How the HUD stays invisible — even during full-screen share

Every screen capture tool — Zoom, Google Meet, Microsoft Teams, Loom, OBS — sees a blank space where the SolveWatch overlay sits. Here's the exact mechanism that makes it work, and why it's reliable even during entire screen recording.

The OS API: setContentProtection

SolveWatch calls win.setContentProtection(true) on the Electron BrowserWindow immediately after creation. This maps to:

  • macOS: NSWindow.sharingType = NSWindowSharingNone — the window compositor marks this layer as excluded from all capture streams.
  • Windows: SetWindowDisplayAffinity(WDA_EXCLUDEFROMCAPTURE) — a Win32 API that flags the window as capture-exempt at the HWND level.

These are not heuristics or CSS tricks — they are kernel-level flags that the OS compositor enforces. The capture pipeline (screen recording, screen sharing) reads these flags before compositing frames and omits flagged windows entirely.

Why it works for entire screen share, not just window share

A common misconception is that content protection only blocks window capture (where you pick a specific window). In reality, both NSWindowSharingNone and WDA_EXCLUDEFROMCAPTURE operate on the compositor layer — the step that assembles all visible windows into the final bitmap that capture tools read from.

When you share your entire screen, the screen recording API still asks the compositor for a frame. The compositor produces a frame with the protected window replaced by whatever is behind it (typically your desktop wallpaper or another app). The capture tool never sees the overlay — it receives a frame that was never composed with it.

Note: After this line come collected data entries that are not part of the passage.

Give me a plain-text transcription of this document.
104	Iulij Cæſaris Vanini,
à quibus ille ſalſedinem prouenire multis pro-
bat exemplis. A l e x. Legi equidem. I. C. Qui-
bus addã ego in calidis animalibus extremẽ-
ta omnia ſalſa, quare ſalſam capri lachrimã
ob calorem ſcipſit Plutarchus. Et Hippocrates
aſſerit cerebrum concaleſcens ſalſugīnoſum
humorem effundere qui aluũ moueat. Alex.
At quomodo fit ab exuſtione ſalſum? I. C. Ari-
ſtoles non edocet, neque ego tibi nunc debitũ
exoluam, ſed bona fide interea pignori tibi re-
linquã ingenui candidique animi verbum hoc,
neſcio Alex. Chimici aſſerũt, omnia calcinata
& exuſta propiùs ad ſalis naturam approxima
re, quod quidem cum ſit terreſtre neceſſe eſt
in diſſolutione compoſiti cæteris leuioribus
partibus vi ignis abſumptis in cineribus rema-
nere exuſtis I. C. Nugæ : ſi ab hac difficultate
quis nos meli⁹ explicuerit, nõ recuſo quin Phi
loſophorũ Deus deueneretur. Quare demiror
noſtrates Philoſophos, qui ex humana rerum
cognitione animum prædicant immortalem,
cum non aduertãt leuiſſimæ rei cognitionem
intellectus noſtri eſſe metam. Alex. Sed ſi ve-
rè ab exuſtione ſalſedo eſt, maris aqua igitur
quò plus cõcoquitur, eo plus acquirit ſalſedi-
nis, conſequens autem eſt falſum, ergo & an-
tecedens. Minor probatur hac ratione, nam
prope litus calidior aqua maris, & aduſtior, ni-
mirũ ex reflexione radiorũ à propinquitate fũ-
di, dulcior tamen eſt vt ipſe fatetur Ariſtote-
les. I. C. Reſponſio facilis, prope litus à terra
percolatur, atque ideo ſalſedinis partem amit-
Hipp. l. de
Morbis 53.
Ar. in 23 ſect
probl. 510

This is the same mechanism used by: Apple Pay sheets, system passcode dialogs, Netflix in Safari (DRM), and banking apps that prevent screenshot of card numbers.

The Electron code

In electron/main.js, the relevant lines:

const win = new BrowserWindow({
  width: 380,
  height: 460,
  frame: false,
  alwaysOnTop: true,
  level: 'screen-saver',   // above all other windows
  transparent: true,
  // ...
});

win.setContentProtection(true);  // OS-level capture exclusion

The alwaysOnTop: true with level: 'screen-saver' keeps the overlay above system UI. The setContentProtection(true) call makes it invisible to any capture pipeline regardless of capture mode.

Confirmed working on

Zoom (window + full screen)
Google Meet
Microsoft Teams
Loom
OBS Studio
macOS Screenshot
Windows Snipping Tool
Discord Go Live

Limitations

Hardware-level capture bypasses this protection. An external camera pointed at your screen, or a second physical monitor mirrored to a capture card, will show the overlay — because the OS compositor is not involved. For all software-based screen capture (which covers 100% of video interview tools), the protection holds.